L’art. 65, commi 1-quater e 1-quinquies, del D.L. 1/2012 si riferisce agli impianti agrivoltaici come gli impianti che devono avere soluzioni integrative innovative con moduli sopraelevati da terra, prevedendo anche la rotazione dei moduli, in modo da non compromettere la continuità delle attività di coltivazione agricola e pastorale, consentendo anche l’applicazione di strumenti di agricoltura digitale e di precisione.
Allo stesso tempo, devono predisporre sistemi di monitoraggio, da attuare sulla base delle linee guida adottate dal Consiglio per la ricerca in agricoltura e l’analisi dell’economia agraria, in collaborazione con il GSE, per verificare l’impatto sulle colture, il risparmio idrico, la produttività agricola per i diversi tipi di colture e la continuità delle attività delle aziende agricole interessate.

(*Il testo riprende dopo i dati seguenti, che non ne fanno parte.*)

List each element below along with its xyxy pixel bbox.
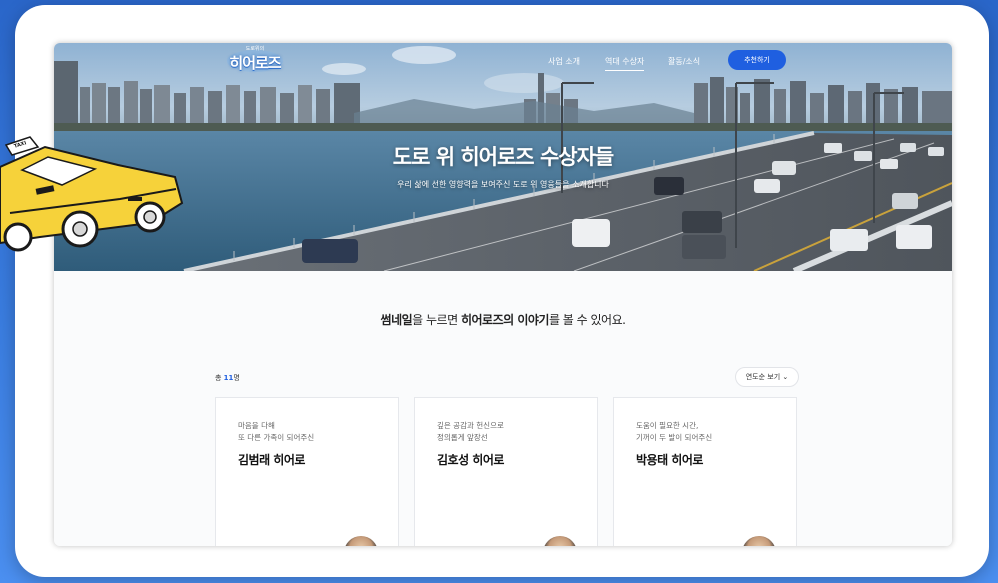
taxi-icon xyxy=(0,136,184,252)
nav-link-news[interactable]: 활동/소식 xyxy=(668,56,700,67)
card-name: 김범래 히어로 xyxy=(238,453,305,467)
intro-highlight: 히어로즈의 이야기 xyxy=(460,313,550,327)
winners-section: 썸네일을 누르면 히어로즈의 이야기를 볼 수 있어요. 총 11명 연도순 보… xyxy=(54,271,952,546)
logo-text: 히어로즈 xyxy=(229,54,281,72)
count-prefix: 총 xyxy=(215,374,224,382)
recommend-button[interactable]: 추천하기 xyxy=(728,50,786,70)
card-avatar xyxy=(543,536,577,546)
taxi-illustration: TAXI xyxy=(0,125,195,260)
card-description: 마음을 다해 또 다른 가족이 되어주신 xyxy=(238,420,314,444)
intro-text: 썸네일을 누르면 히어로즈의 이야기를 볼 수 있어요. xyxy=(54,311,952,328)
card-desc-line: 기꺼이 두 발이 되어주신 xyxy=(636,433,713,442)
card-description: 도움이 필요한 시간, 기꺼이 두 발이 되어주신 xyxy=(636,420,712,444)
card-name: 김호성 히어로 xyxy=(437,453,504,467)
sort-dropdown[interactable]: 연도순 보기 ⌄ xyxy=(735,367,799,387)
count-number: 11 xyxy=(223,374,234,382)
count-suffix: 명 xyxy=(233,374,240,382)
nav-link-about[interactable]: 사업 소개 xyxy=(548,56,580,67)
intro-text-part: 을 누르면 xyxy=(412,313,461,327)
card-description: 깊은 공감과 헌신으로 정의롭게 앞장선 xyxy=(437,420,504,444)
card-desc-line: 또 다른 가족이 되어주신 xyxy=(238,433,315,442)
hero-card[interactable]: 깊은 공감과 헌신으로 정의롭게 앞장선 김호성 히어로 xyxy=(414,397,598,546)
nav-link-winners[interactable]: 역대 수상자 xyxy=(605,56,645,71)
card-desc-line: 정의롭게 앞장선 xyxy=(437,433,488,442)
card-desc-line: 도움이 필요한 시간, xyxy=(636,421,699,430)
hero-card[interactable]: 마음을 다해 또 다른 가족이 되어주신 김범래 히어로 xyxy=(215,397,399,546)
card-desc-line: 마음을 다해 xyxy=(238,421,275,430)
card-desc-line: 깊은 공감과 헌신으로 xyxy=(437,421,504,430)
hero-card[interactable]: 도움이 필요한 시간, 기꺼이 두 발이 되어주신 박용태 히어로 xyxy=(613,397,797,546)
top-navigation: 도로위의 히어로즈 사업 소개 역대 수상자 활동/소식 추천하기 xyxy=(54,43,952,81)
logo-small-text: 도로위의 xyxy=(245,46,265,52)
site-logo[interactable]: 도로위의 히어로즈 xyxy=(226,46,284,73)
intro-thumbnail-word: 썸네일 xyxy=(380,313,413,327)
intro-text-end: 를 볼 수 있어요. xyxy=(548,313,626,327)
web-page: 도로위의 히어로즈 사업 소개 역대 수상자 활동/소식 추천하기 도로 위 히… xyxy=(54,43,952,546)
card-name: 박용태 히어로 xyxy=(636,453,703,467)
card-avatar xyxy=(742,536,776,546)
card-avatar xyxy=(344,536,378,546)
total-count: 총 11명 xyxy=(215,373,240,383)
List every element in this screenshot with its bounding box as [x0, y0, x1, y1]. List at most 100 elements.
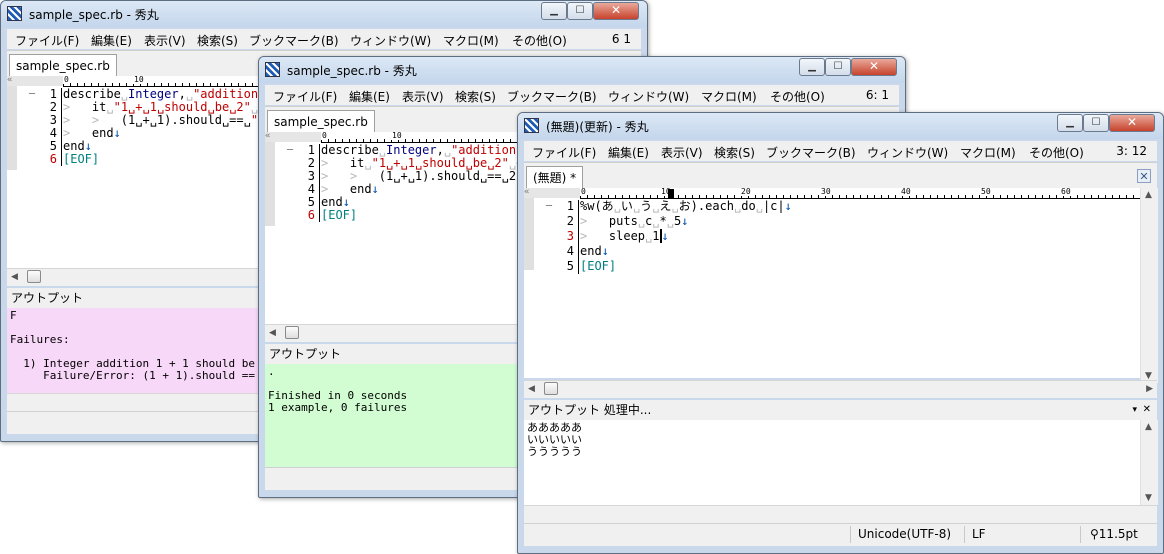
line-number: 4: [566, 244, 574, 258]
output-pane[interactable]: あああああ いいいいい ううううう: [524, 420, 1140, 505]
menu-view[interactable]: 表示(V): [661, 144, 703, 161]
zoom-indicator[interactable]: ⚲11.5pt: [1090, 527, 1138, 541]
close-button[interactable]: ✕: [851, 58, 897, 76]
close-button[interactable]: ✕: [1109, 114, 1155, 132]
horizontal-scrollbar[interactable]: ◀ ▶: [524, 380, 1157, 398]
minimize-button[interactable]: ▁: [1057, 114, 1083, 132]
line-number: 5: [566, 259, 574, 273]
maximize-button[interactable]: ☐: [825, 58, 851, 76]
scroll-left-icon[interactable]: ◀: [269, 328, 276, 338]
menu-view[interactable]: 表示(V): [144, 32, 186, 49]
menu-bookmark[interactable]: ブックマーク(B): [249, 32, 339, 49]
maximize-button[interactable]: ☐: [567, 2, 593, 20]
scroll-up-icon[interactable]: ▲: [1145, 190, 1152, 200]
gutter-separator: [578, 200, 579, 274]
title-bar[interactable]: (無題)(更新) - 秀丸 ▁ ☐ ✕: [518, 113, 1163, 139]
menu-search[interactable]: 検索(S): [714, 144, 755, 161]
hidemaru-app-icon[interactable]: [265, 62, 280, 77]
scroll-down-icon[interactable]: ▼: [1145, 493, 1152, 503]
gutter-separator: [61, 88, 62, 166]
menu-file[interactable]: ファイル(F): [532, 144, 596, 161]
menu-edit[interactable]: 編集(E): [608, 144, 649, 161]
gutter: [7, 86, 17, 170]
tab-sample-spec[interactable]: sample_spec.rb: [9, 54, 117, 77]
menu-edit[interactable]: 編集(E): [91, 32, 132, 49]
cursor-position: 6: 1: [865, 88, 889, 102]
hidemaru-app-icon[interactable]: [7, 6, 22, 21]
menu-edit[interactable]: 編集(E): [349, 88, 390, 105]
cursor-position: 6 1: [611, 32, 631, 46]
eof-marker: [EOF]: [321, 208, 358, 222]
hidemaru-app-icon[interactable]: [524, 118, 539, 133]
scroll-thumb[interactable]: [285, 326, 299, 339]
ruler-corner: «: [7, 76, 63, 86]
menu-search[interactable]: 検索(S): [455, 88, 496, 105]
editor-area[interactable]: « 0 10 20 30 40 50 60 ─ 1 2 3 4 5 %w(あ␣い…: [524, 188, 1140, 378]
code-line-3: > sleep␣1 ↓: [580, 229, 669, 243]
line-number: 2: [566, 214, 574, 228]
window-title: (無題)(更新) - 秀丸: [546, 120, 649, 134]
menu-macro[interactable]: マクロ(M): [701, 88, 757, 105]
output-vertical-scrollbar[interactable]: ▲ ▼: [1140, 420, 1158, 505]
minimize-button[interactable]: ▁: [541, 2, 567, 20]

Il parere del Consiglio di Stato
A livello giurisprudenziale, il Consiglio di Stato ha statuito che: “L’agrivoltaico è un settore di recente introduzione e in forte espansione, caratterizzato da un utilizzo ‘ibrido’ di terreni agricoli, a metà tra produzioni agricole e produzione di energia elettrica, che si sviluppa con l’installazione, sugli stessi terreni, di impianti fotovoltaici, che non impediscono tuttavia la produzione agricola classica.
In particolare, mentre nel caso di impianti fotovoltaici il suolo viene reso impermeabile e viene impedita la crescita della vegetazione (ragioni per le quali il terreno agricolo perde tutta la sua potenzialità produttiva), nell’agrivoltaico l’impianto è invece posizionato direttamente su pali più alti, e ben distanziati tra loro, in modo da consentire alle macchine da lavoro la coltivazione agricola.
Per effetto di tale tecnica, la superficie del terreno resta, infatti, permeabile e quindi raggiungibile dal sole e dalla pioggia, dunque pienamente utilizzabile per le normali esigenze della coltivazione agricola. Alla luce di quanto osservato, non si comprende, pertanto, come un impianto che combina produzione di energia elettrica e coltivazione agricola (l’agrivoltaico) possa essere assimilato a un impianto che produce unicamente energia elettrica (il fotovoltaico), ma che non contribuisce, tuttavia, neppure in minima parte, alle ordinarie esigenze dell’agricoltura.
Contrariamente a quanto accade nei progetti che utilizzano la metodica fotovoltaica, infatti, nell’agrivoltaico le esigenze della produzione agricola vengono soddisfatte grazie al recupero, da un punto di vista agronomico, di fondi che versano in stato di abbandono”.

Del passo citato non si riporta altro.